On Mon, Mar 23, 2015 at 02:21:27AM +0300, Alexander Cherepanov wrote:
> For some formats, hashes contain variable-length data (say, encoded in 
> hex) and the length of this data is also recorded in the hashes. One of 
> the examples is 7z format which contains 3 data field (salt, iv, data) 
> and 3 lengths for them.
> I think their inclusion was an error

Agreed.

> and they should be removed.

Unclear.

> Mainly because they are useless and only complicate things.

That's (almost) correct.  See below for an exception.

> Does anybody consider them useful? They could potentially be useful when 
> one needs to allocate memory for the data but even in this case they 
> save only one strlen (or equivalent).
> OTOH each superfluous field now requires several lines of code in 
> valid() and get_salt(). And parsing numbers is not that easy, e.g. atoi 
> exhibits undefined behavior on overflows.

Right.  BTW, we should get rid of all atoi()'s, like in favor of a
custom wrapper around strtol() that we'd introduce into our misc.[ch].

Maybe we should adopt OpenBSD's strtonum():

http://www.tedunangst.com/flak/post/the-design-of-strtonum

although its use of "long long" is unnecessarily not nice for 32-bit
builds.  If we deviate from strtonum() in any way, we'll need to use a
different function name.

This is one of many tasks for the "robustness officer" we're seeking.

> Extra fields also take extra 
> space etc. Recently the point was raised that lengths are an obstacle to 
> fuzzing. And it would be nice if most of the hashes are constructed from 
> a small number of simple blocks (a field containing a length of another 
> field is not one of them).

While maybe being a problem for fuzzing, this also suggests that the
fields were maybe not totally useless: they serve as poor man's
checksums, even if only for metadata.  For very long encoded strings,
this makes some sense to me.

> I propose the following plan:
> 1) gradually rewrite valid()s and get_salt()s to ignore lengths recorded 
> in hashes;

No, valid() must continue to check whatever practical.

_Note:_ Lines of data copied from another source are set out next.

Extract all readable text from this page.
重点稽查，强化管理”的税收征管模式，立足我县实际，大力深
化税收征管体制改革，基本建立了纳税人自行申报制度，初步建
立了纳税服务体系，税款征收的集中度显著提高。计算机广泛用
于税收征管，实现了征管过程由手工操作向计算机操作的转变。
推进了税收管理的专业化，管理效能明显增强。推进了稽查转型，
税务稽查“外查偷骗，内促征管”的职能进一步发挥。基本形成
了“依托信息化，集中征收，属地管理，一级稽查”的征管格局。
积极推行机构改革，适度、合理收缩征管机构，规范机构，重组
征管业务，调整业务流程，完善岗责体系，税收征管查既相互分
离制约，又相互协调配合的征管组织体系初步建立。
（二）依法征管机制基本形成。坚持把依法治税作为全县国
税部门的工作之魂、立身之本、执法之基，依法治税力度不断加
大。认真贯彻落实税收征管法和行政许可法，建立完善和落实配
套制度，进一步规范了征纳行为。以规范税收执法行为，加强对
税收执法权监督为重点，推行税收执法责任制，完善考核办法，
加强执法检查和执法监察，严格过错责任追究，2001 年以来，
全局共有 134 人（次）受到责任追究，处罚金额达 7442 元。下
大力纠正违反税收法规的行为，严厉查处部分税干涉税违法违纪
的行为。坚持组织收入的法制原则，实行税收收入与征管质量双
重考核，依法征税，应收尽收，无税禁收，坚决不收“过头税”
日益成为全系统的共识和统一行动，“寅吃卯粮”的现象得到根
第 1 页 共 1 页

I am OK with rewriting get_salt().

BTW, officially - such as in formats.h - this function is called
salt().  And ditto for binary().  The get_ prefix, as used by many
formats, isn't exactly right: these function aren't "getters" (from the
format's state), they are "extractors" (from the function argument).
Maybe we should rename them dropping the get_ prefix, or changing it to
extract_ (but that's longer, and ext_ would conflict with the naming
we're already using for functions implementing external mode support).
For now, let's not bother - not the worst of our worries, by far.

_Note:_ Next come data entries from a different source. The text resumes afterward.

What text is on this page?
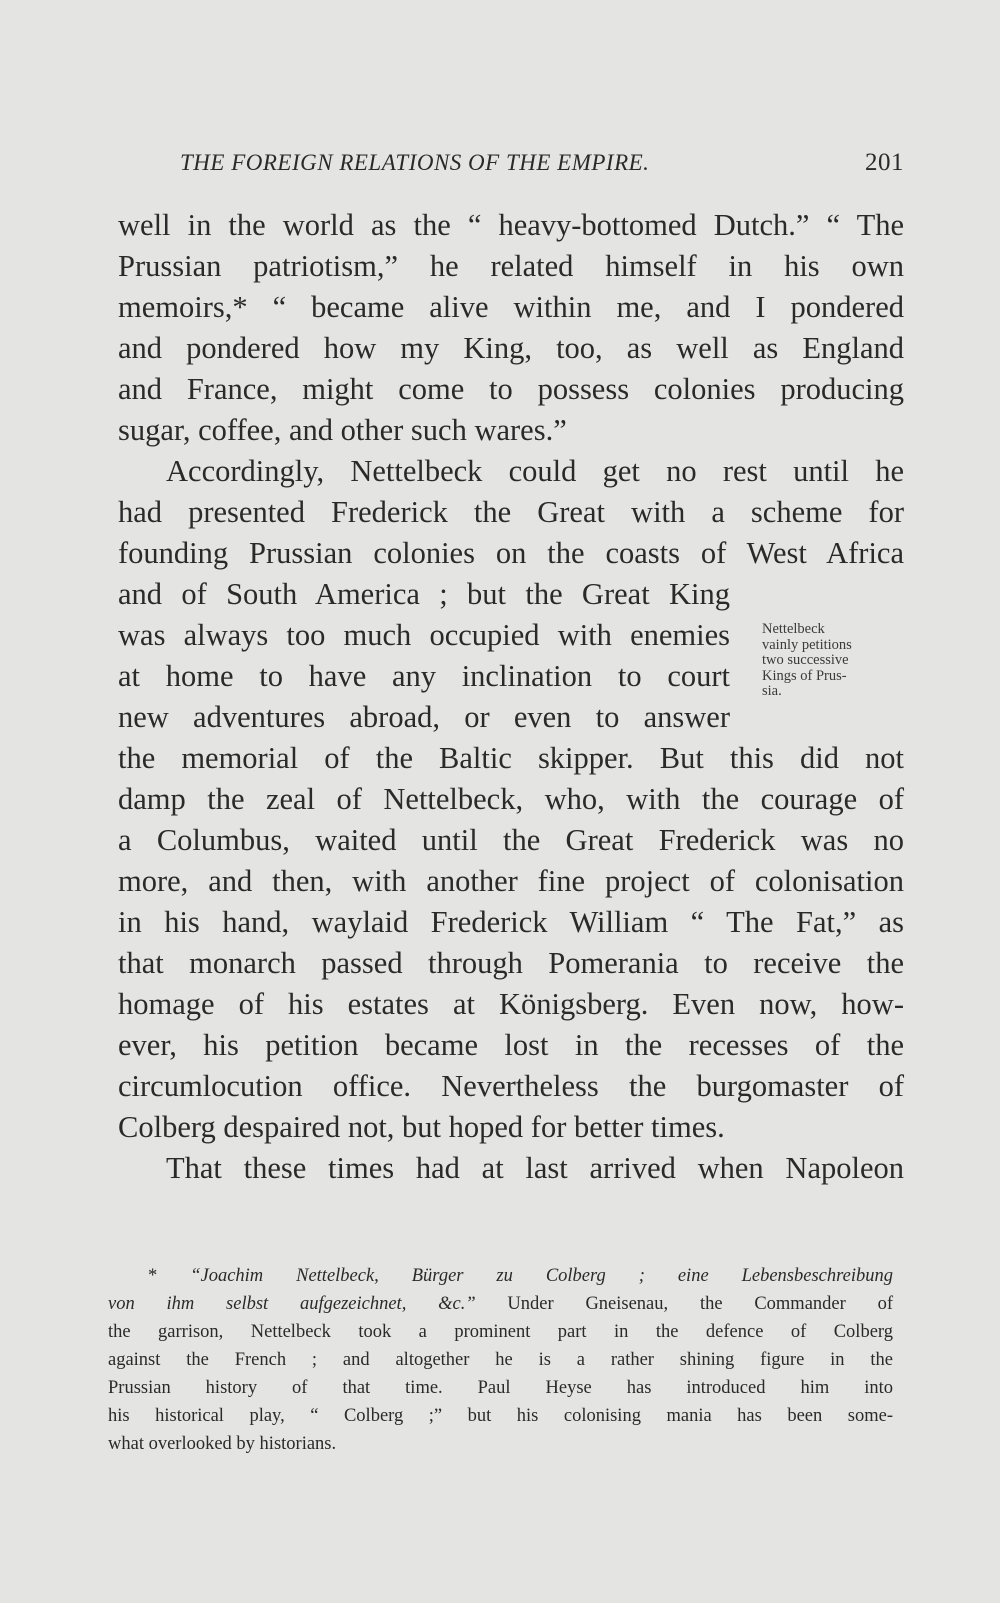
THE FOREIGN RELATIONS OF THE EMPIRE.	201
well in the world as the “ heavy-bottomed Dutch.” “ The
Prussian patriotism,” he related himself in his own
memoirs,* “ became alive within me, and I pondered
and pondered how my King, too, as well as England
and France, might come to possess colonies producing
sugar, coffee, and other such wares.”
Accordingly, Nettelbeck could get no rest until he
had presented Frederick the Great with a scheme for
founding Prussian colonies on the coasts of West Africa
and of South America ; but the Great King
was always too much occupied with enemies
at home to have any inclination to court
new adventures abroad, or even to answer
the memorial of the Baltic skipper. But this did not
damp the zeal of Nettelbeck, who, with the courage of
a Columbus, waited until the Great Frederick was no
more, and then, with another fine project of colonisation
in his hand, waylaid Frederick William “ The Fat,” as
that monarch passed through Pomerania to receive the
homage of his estates at Königsberg. Even now, how-
ever, his petition became lost in the recesses of the
circumlocution office. Nevertheless the burgomaster of
Colberg despaired not, but hoped for better times.
That these times had at last arrived when Napoleon
Nettelbeck
vainly petitions
two successive
Kings of Prus-
sia.
* “Joachim Nettelbeck, Bürger zu Colberg ; eine Lebensbeschreibung
von ihm selbst aufgezeichnet, &c.” Under Gneisenau, the Commander of
the garrison, Nettelbeck took a prominent part in the defence of Colberg
against the French ; and altogether he is a rather shining figure in the
Prussian history of that time. Paul Heyse has introduced him into
his historical play, “ Colberg ;” but his colonising mania has been some-
what overlooked by historians.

> 2) change the format of hashes in john and in 2john tools at some later 
> point.

Hmm, to be compatible with your changes proposed as step 1 above, would
the versions of *2john tools from step 2 produce empty fields in place
of the lengths?  That is, two field separators in a row?  That's still
not pretty.

Anyway, we probably should do this, for the reasons magnum explained.

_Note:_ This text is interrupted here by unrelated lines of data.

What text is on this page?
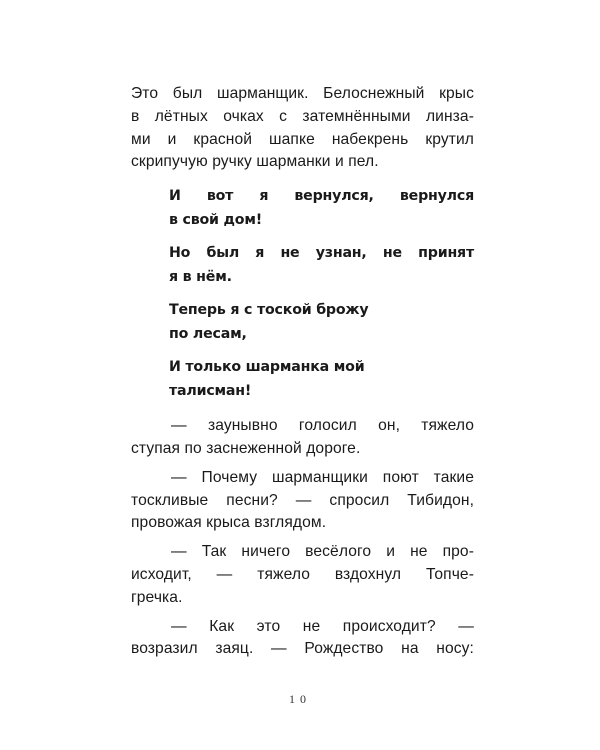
Это был шарманщик. Белоснежный крыс
в лётных очках с затемнёнными линза-
ми и красной шапке набекрень крутил
скрипучую ручку шарманки и пел.
И вот я вернулся, вернулся
в свой дом!
Но был я не узнан, не принят
я в нём.
Теперь я с тоской брожу
по лесам,
И только шарманка мой
талисман!
— заунывно голосил он, тяжело
ступая по заснеженной дороге.
— Почему шарманщики поют такие
тоскливые песни? — спросил Тибидон,
провожая крыса взглядом.
— Так ничего весёлого и не про-
исходит, — тяжело вздохнул Топче-
гречка.
— Как это не происходит? —
возразил заяц. — Рождество на носу:
10
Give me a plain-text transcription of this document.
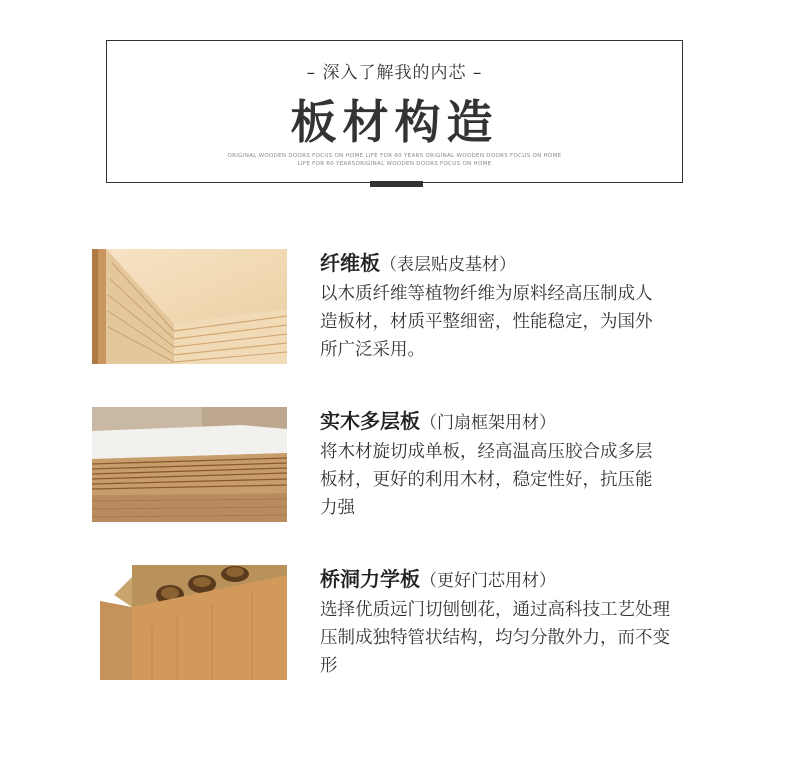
– 深入了解我的内芯 –
板材构造
ORIGINAL WOODEN DOORS FOCUS ON HOME LIFE FOR 60 YEARS ORIGINAL WOODEN DOORS FOCUS ON HOME LIFE FOR 60 YEARSORIGINAL WOODEN DOORS FOCUS ON HOME
纤维板（表层贴皮基材）
以木质纤维等植物纤维为原料经高压制成人
造板材，材质平整细密，性能稳定，为国外
所广泛采用。
实木多层板（门扇框架用材）
将木材旋切成单板，经高温高压胶合成多层
板材，更好的利用木材，稳定性好，抗压能
力强
桥洞力学板（更好门芯用材）
选择优质远门切刨刨花，通过高科技工艺处理
压制成独特管状结构，均匀分散外力，而不变
形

> Can we change format of such hashes at will (by requiring to always use 
> john and 2john tools of matching versions)?

Not necessarily.  We could if we really needed to, though.

> Attached is a patch to 7z format which implements the first part of the 
> plan as an illustration of the approach. (It also fixes a potential 
> overflow in data field and removes strange dealing with zeroes in iv.)

I didn't review it closely, but in general I think that your changes to
get_salt() are acceptable since get_salt() can assume(*) that its input
is valid, but your removal of checks from valid() is not acceptable.

(*) We should discuss this separately.  In fact, I recall this was
already brought up in another thread.  I think it's another task for
"robustness officer" to review loader.c very carefully, and to fuzz an
instrumented version of JtR with assertions added, and make sure that
only output from valid(), possibly passing through split(), can pass
into salt() and binary().  If this is not currently the case, then
whatever exceptions to this might exist should be patched in loader.c.

Please write down the tasks I am mentioning here into some sort of to-do
list, such as a page you'd create on our wiki for the robustness project.